Le Centre national de référence pour les infections virales émergentes (crive) à Genève a évalué l'exactitude de ces tests qui donnent un résultat en 15 minutes. Moins sensibles que les tests virologiques PCR, les tests antigéniques ne pourront toutefois pas être utilisés pour l'ensemble de la population.

Seules les personnes qui présentent des symptômes, selon les critères de l'Office fédéral de la santé publique (OFSP) et qui ne font pas partie d'une catégorie à risque pourront bénéficier des tests rapides. Le personnel soignant est également exclu des tests rapides, a précisé le ministre de la santé Alain Berset devant les médias. Les symptômes doivent être apparus moins de quatre jours auparavant.

Si le test rapide est négatif, mais que la personne présente des symptômes, elle devra rester en isolement jusqu'à 24 heures après la disparition des symptômes. Un seul test n'exclut pas l'infection, rappelle le gouvernement.
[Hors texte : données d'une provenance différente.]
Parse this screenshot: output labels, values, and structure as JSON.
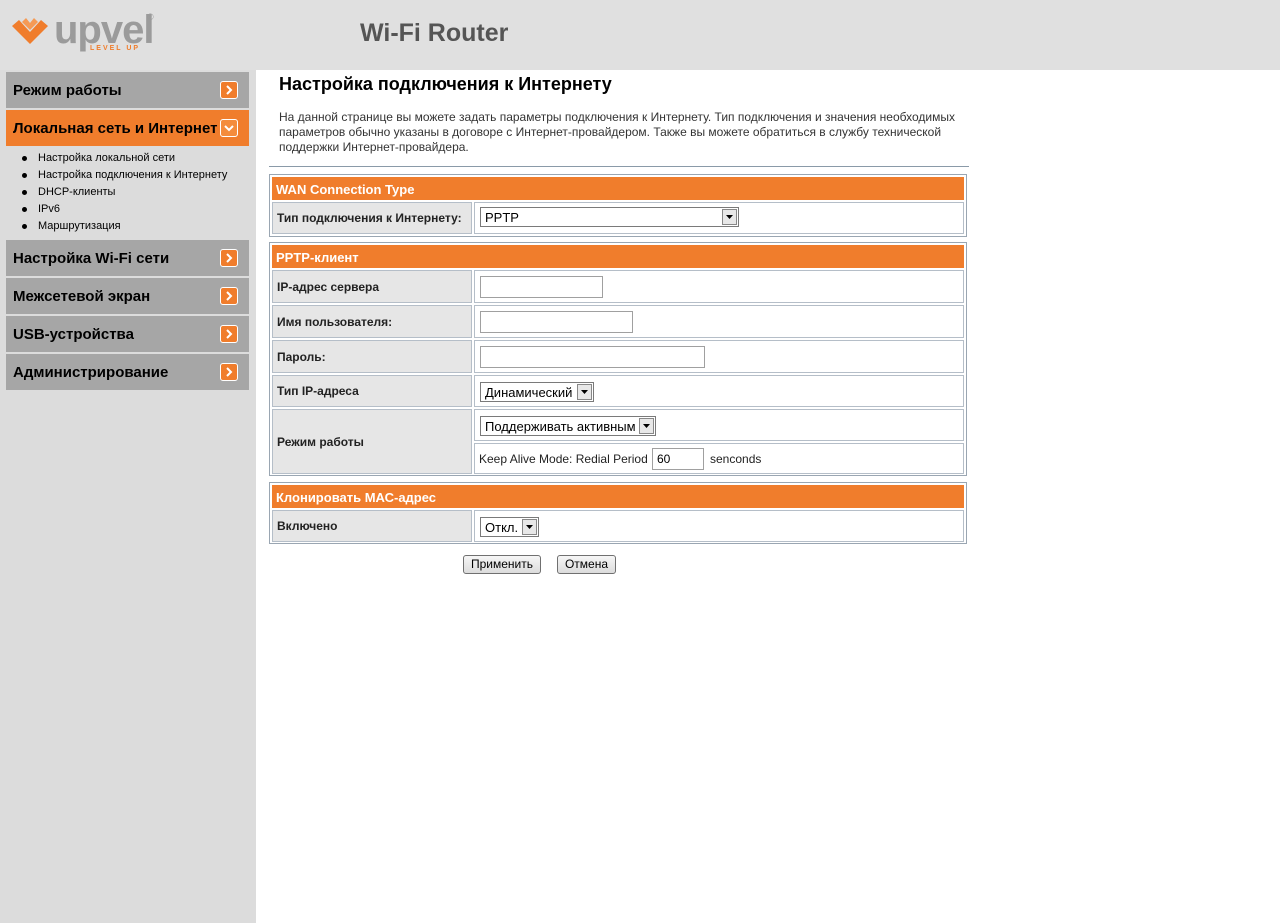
{
  "header": {
    "logo_word": "upvel",
    "logo_reg": "®",
    "logo_tagline": "LEVEL UP",
    "app_title": "Wi-Fi Router"
  },
  "sidebar": {
    "items": [
      {
        "label": "Режим работы",
        "icon": "chevron-right-icon"
      },
      {
        "label": "Локальная сеть и Интернет",
        "icon": "chevron-down-icon",
        "active": true
      },
      {
        "label": "Настройка Wi-Fi сети",
        "icon": "chevron-right-icon"
      },
      {
        "label": "Межсетевой экран",
        "icon": "chevron-right-icon"
      },
      {
        "label": "USB-устройства",
        "icon": "chevron-right-icon"
      },
      {
        "label": "Администрирование",
        "icon": "chevron-right-icon"
      }
    ],
    "subitems": [
      {
        "label": "Настройка локальной сети"
      },
      {
        "label": "Настройка подключения к Интернету"
      },
      {
        "label": "DHCP-клиенты"
      },
      {
        "label": "IPv6"
      },
      {
        "label": "Маршрутизация"
      }
    ]
  },
  "main": {
    "title": "Настройка подключения к Интернету",
    "description": "На данной странице вы можете задать параметры подключения к Интернету. Тип подключения и значения необходимых параметров обычно указаны в договоре с Интернет-провайдером. Также вы можете обратиться в службу технической поддержки Интернет-провайдера.",
    "wan": {
      "header": "WAN Connection Type",
      "conn_type_label": "Тип подключения к Интернету:",
      "conn_type_value": "PPTP"
    },
    "pptp": {
      "header": "PPTP-клиент",
      "server_ip_label": "IP-адрес сервера",
      "server_ip_value": "",
      "username_label": "Имя пользователя:",
      "username_value": "",
      "password_label": "Пароль:",
      "password_value": "",
      "ip_type_label": "Тип IP-адреса",
      "ip_type_value": "Динамический",
      "mode_label": "Режим работы",
      "mode_value": "Поддерживать активным",
      "keepalive_label": "Keep Alive Mode: Redial Period",
      "keepalive_value": "60",
      "keepalive_unit": "senconds"
    },
    "mac": {
      "header": "Клонировать МАС-адрес",
      "enabled_label": "Включено",
      "enabled_value": "Откл."
    },
    "buttons": {
      "apply": "Применить",
      "cancel": "Отмена"
    }
  },
  "colors": {
    "accent": "#f07d2c",
    "sidebar_bg": "#dcdcdc",
    "nav_item_bg": "#a6a6a6",
    "header_bg": "#e0e0e0"
  }
}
Les personnes asymptomatiques qui ont été alertées par l'application de traçage SwissCovid pourront également se soumettre au test rapide. Quel que soit le résultat, elles doivent rester en quarantaine. En cas de positif, elles devront également subir un test PCR.

Les tests seront remboursés par la Confédération; mais uniquement aux personnes qui correspondent aux critères émis par l'OFSP.

Volonté de se faire tester

À la différence des tests virologiques PCR, les tests antigéniques recherchent non pas le matériel génétique du virus, mais une protéine présente dans le virus. La technique d’analyse est plus rapide et ne nécessite en général pas d’équipement spécifique. Il est possible de les effectuer de manière délocalisée, sans laboratoire, par exemple dans une pharmacie ou au cabinet médical. Mais, a souligné M. Berset, ce n'est pas un "autotest".

Selon les premières expériences, le fait d'obtenir rapidement le résultat augmente la volonté de se faire tester et d'informer son entourage. La rapidité du résultat permet d'isoler plus rapidement les personnes positives et d'éviter une attente trop longue pour les personnes négatives, a encore souligné M. Berset.

Les capacités de tester seront étendues. Quelque 50'000 tests rapides pourront être effectués chaque jour, portant ainsi la capacité totale à 80'000 tests, a précisé le ministre.

Zones à risque

Vu l'incidence très élevée des cas de coronavirus en Suisse, le Conseil fédéral a également revu à la hausse les valeurs seuil pour placer des pays et des zones sur la liste des quarantaines. Mais, a déclaré M. Berset, ce n'est pas une invitation à voyager.

Seuls les pays et les territoires où l'incidence dépasse de plus de 60 l'incidence en Suisse seront décrétés à risque. Concrètement, si la Suisse a une incidence de 762 cas pour 100'000 habitants, les zones dont l'incidence dépasse 822 cas seront placés sur la liste, a exemplifié le ministre de la santé. Cela concerne actuellement la Belgique, la République tchèque, Andorre et l'Arménie ainsi que trois zones en France.

Les personnes qui en reviennent devront se placer en quarantaine. La durée de celle-ci est maintenue à dix jours. Celles qui se soustraient à la quarantaine peuvent être punies d'une amende maximale de 10'000 francs

Les exceptions pour les voyages d'affaires et pour les personnes qui voyagent pour des raisons médicales sont également adaptées. Actuellement, ces voyages ne peuvent pas durer plus de cinq jours. Cette règle est abolie.

Les modifications entrent en vigueur jeudi.